Akeem Judd

No. 38, 37, 36
- Position: Running back

Personal information
- Born: December 11, 1992 (age 33) Durham, North Carolina
- Listed height: 5 ft 10 in (1.78 m)
- Listed weight: 225 lb (102 kg)

Career information
- High school: Southern (Durham, North Carolina)
- College: Georgia Military, Ole Miss
- NFL draft: 2017: undrafted

Career history
- Tennessee Titans (2017); New York Jets (2017); Green Bay Packers (2018)*;
- * Offseason or practice squad member only
- Stats at Pro Football Reference

= Akeem Judd =

American football player (born 1992)

Akeem Judd (born December 11, 1992) is an American former football running back.
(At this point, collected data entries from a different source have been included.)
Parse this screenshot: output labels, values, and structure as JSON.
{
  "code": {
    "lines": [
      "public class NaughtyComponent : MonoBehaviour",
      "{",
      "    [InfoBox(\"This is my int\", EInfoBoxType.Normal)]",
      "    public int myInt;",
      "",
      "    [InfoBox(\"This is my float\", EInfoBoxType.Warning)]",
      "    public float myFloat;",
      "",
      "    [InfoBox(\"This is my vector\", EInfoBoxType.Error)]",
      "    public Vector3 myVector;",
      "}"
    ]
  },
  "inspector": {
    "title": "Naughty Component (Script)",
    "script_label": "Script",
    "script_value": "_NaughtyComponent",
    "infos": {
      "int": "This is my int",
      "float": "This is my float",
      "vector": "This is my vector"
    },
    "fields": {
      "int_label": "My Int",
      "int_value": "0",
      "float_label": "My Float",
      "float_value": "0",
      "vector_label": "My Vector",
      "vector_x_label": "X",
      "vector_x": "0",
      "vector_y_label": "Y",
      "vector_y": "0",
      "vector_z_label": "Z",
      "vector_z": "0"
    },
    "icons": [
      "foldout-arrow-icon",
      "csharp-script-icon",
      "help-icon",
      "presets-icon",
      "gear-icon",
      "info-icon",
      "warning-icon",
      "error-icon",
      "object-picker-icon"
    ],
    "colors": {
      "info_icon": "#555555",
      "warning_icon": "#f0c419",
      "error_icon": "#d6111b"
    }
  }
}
He played college football at Ole Miss. He was signed by the Tennessee Titans as an undrafted free agent in 2017 and also spent time with the New York Jets and Green Bay Packers before announcing his retirement in August 2018.

==Professional career==
===Tennessee Titans===
Judd signed with the Tennessee Titans as an undrafted free agent on May 11, 2017. He was waived/injured by the Titans on September 2, 2017 with a thumb injury and was placed on injured reserve. He was released with an injury settlement on October 10, 2017.

===New York Jets===
On October 24, 2017, Judd was signed to the New York Jets' practice squad. He was promoted to the active roster on December 12, 2017. He was placed on injured reserve on December 30, 2017. He was waived by the Jets on May 4, 2018.

===Green Bay Packers===
On August 6, 2018, Judd was signed by the Green Bay Packers. He was placed on reserve/retired list on August 18, 2018.